Этот экскурс по дому я совершаю мысленно, словно вспоминая и сравнивая, что изменилось с тех пор, как я был здесь последний раз. А почти ничего… Только печь побелена заново, да кабан этот застрелен недавно.

За окном всё блестит, звенит тишиной. Это слышно даже через три стекла узкого окошка. До дороги от дома метров двадцать, за ней до самой опушки пустырь, бывший некогда скотным двором совхозной фермы. А сразу за дорогой Толина поленница и растущая над ней одинокая сосна с плоской шевелюрой. Давно-давно мы повесили на ней скворечник, но рады этому были только соседские кошки.

Так можно сидеть целый день, и пейзаж за окном совершенно не изменится. Может быть один-два раза проедет по дороге машина, или пролетит над лесом одинокий ворон. Бездействие усугубляет скуку. Как бы ярко ни светило солнце, как бы громко ни хрустел под ногами снег, каждоминутно осознаёшь свою никчемность. И в сотый раз задаёшь себе вопрос: «Зачем?..» Зачем ты сюда приперся? И в сотый раз не можешь на него ответить.

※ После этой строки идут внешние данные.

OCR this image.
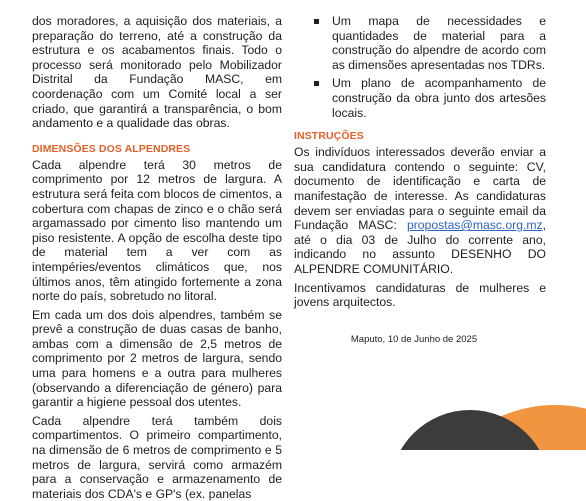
dos moradores, a aquisição dos materiais, a preparação do terreno, até a construção da estrutura e os acabamentos finais. Todo o processo será monitorado pelo Mobilizador Distrital da Fundação MASC, em coordenação com um Comité local a ser criado, que garantirá a transparência, o bom andamento e a qualidade das obras.

DIMENSÕES DOS ALPENDRES

Cada alpendre terá 30 metros de comprimento por 12 metros de largura. A estrutura será feita com blocos de cimentos, a cobertura com chapas de zinco e o chão será argamassado por cimento liso mantendo um piso resistente. A opção de escolha deste tipo de material tem a ver com as intempéries/eventos climáticos que, nos últimos anos, têm atingido fortemente a zona norte do país, sobretudo no litoral.

Em cada um dos dois alpendres, também se prevê a construção de duas casas de banho, ambas com a dimensão de 2,5 metros de comprimento por 2 metros de largura, sendo uma para homens e a outra para mulheres (observando a diferenciação de género) para garantir a higiene pessoal dos utentes.

Cada alpendre terá também dois compartimentos. O primeiro compartimento, na dimensão de 6 metros de comprimento e 5 metros de largura, servirá como armazém para a conservação e armazenamento de materiais dos CDA's e GP's (ex. panelas

Um mapa de necessidades e quantidades de material para a construção do alpendre de acordo com as dimensões apresentadas nos TDRs.
Um plano de acompanhamento de construção da obra junto dos artesões locais.

INSTRUÇÕES

Os indivíduos interessados deverão enviar a sua candidatura contendo o seguinte: CV, documento de identificação e carta de manifestação de interesse. As candidaturas devem ser enviadas para o seguinte email da Fundação MASC: propostas@masc.org.mz, até o dia 03 de Julho do corrente ano, indicando no assunto DESENHO DO ALPENDRE COMUNITÁRIO.

Incentivamos candidaturas de mulheres e jovens arquitectos.

Maputo, 10 de Junho de 2025
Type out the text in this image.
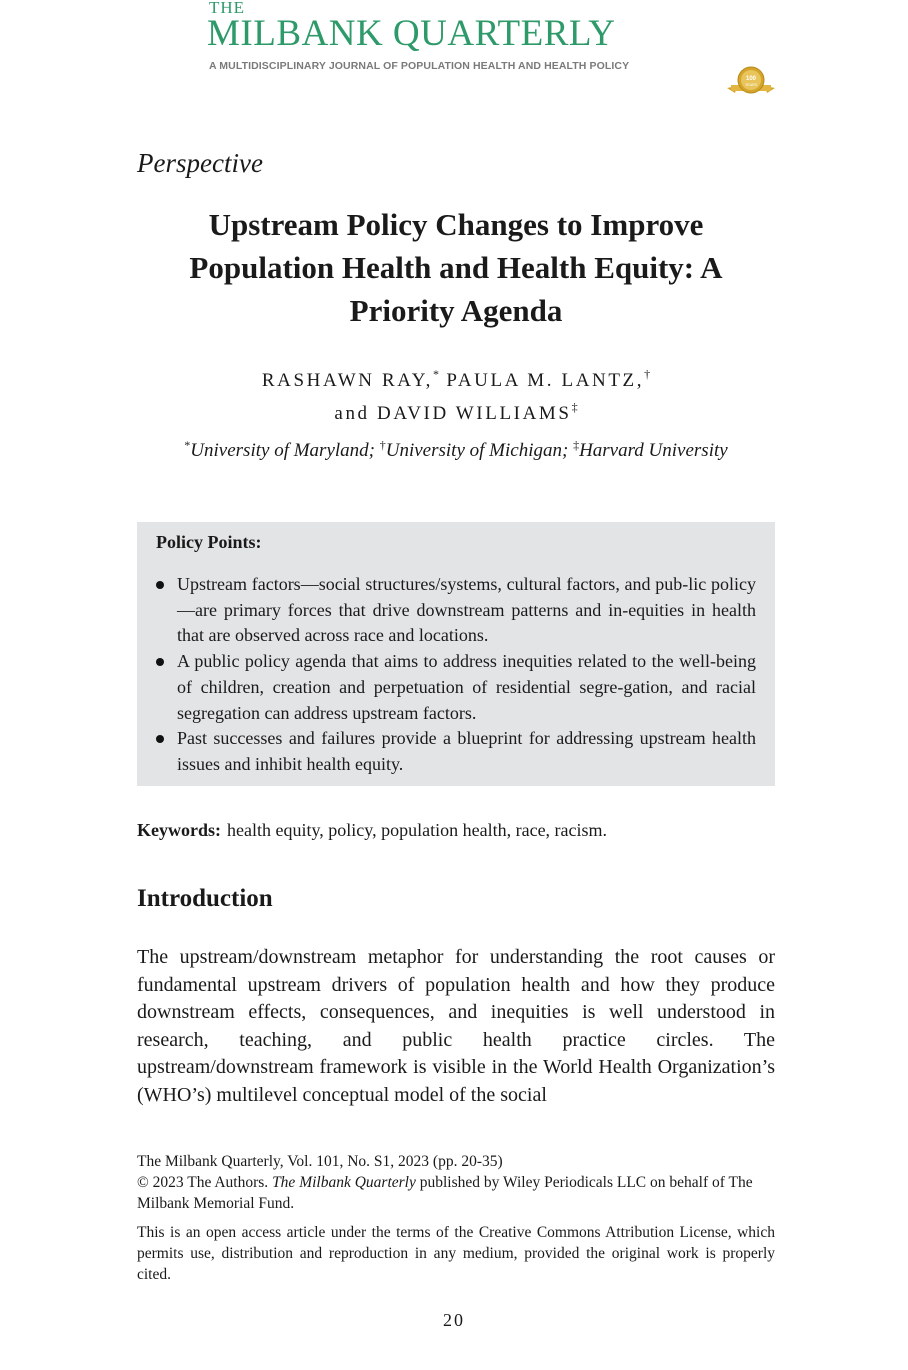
THE
MILBANK QUARTERLY
A MULTIDISCIPLINARY JOURNAL OF POPULATION HEALTH AND HEALTH POLICY
100
YEARS
Perspective
Upstream Policy Changes to Improve Population Health and Health Equity: A Priority Agenda
RASHAWN RAY,* PAULA M. LANTZ,†
and DAVID WILLIAMS‡
*University of Maryland; †University of Michigan; ‡Harvard University
Policy Points:
Upstream factors—social structures/systems, cultural factors, and pub-lic policy—are primary forces that drive downstream patterns and in-equities in health that are observed across race and locations.
A public policy agenda that aims to address inequities related to the well-being of children, creation and perpetuation of residential segre-gation, and racial segregation can address upstream factors.
Past successes and failures provide a blueprint for addressing upstream health issues and inhibit health equity.
Keywords: health equity, policy, population health, race, racism.
Introduction

The upstream/downstream metaphor for understanding the root causes or fundamental upstream drivers of population health and how they produce downstream effects, consequences, and inequities is well understood in research, teaching, and public health practice circles. The upstream/downstream framework is visible in the World Health Organization’s (WHO’s) multilevel conceptual model of the social

The Milbank Quarterly, Vol. 101, No. S1, 2023 (pp. 20-35)
© 2023 The Authors. The Milbank Quarterly published by Wiley Periodicals LLC on behalf of The Milbank Memorial Fund.

This is an open access article under the terms of the Creative Commons Attribution License, which permits use, distribution and reproduction in any medium, provided the original work is properly cited.

20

А бабушка знает зачем она здесь, и Толя знает тоже, хотя, скорее всего, ни она ни он ни разу себе этот вопрос не задавали. Они просто едины, неотъемлемы, совокупны с окружающей действительностью неизменяемой и неповторимой. А я, прилипший к окну, в какой-то мере, событие для них нереальное, случайное, коим легко пренебречь в главной статистике жизненного смысла. Но стоило только подумать об этом, как на пустой мёртвой залитой солнцем дороге бесшумно остановился «Mersedes C 500», соревнуясь со мной в абсурдности своего появления. (Интересно, какова вероятность появления в Московском кремле белого медведя?).

Я легко принял это за галлюцинацию и поспешно моргнул глазами, но бабушка вдруг беззлобно ругнулась и пошла предупредить Толю о незваных гостях, которые уже покинули свою серебряную машину и направлялись к нашим воротам. Вспоминая, как мы позавчера продирались сюда из Тавды на УАЗике, я с уважением посмотрел на «паркетную» иномарку.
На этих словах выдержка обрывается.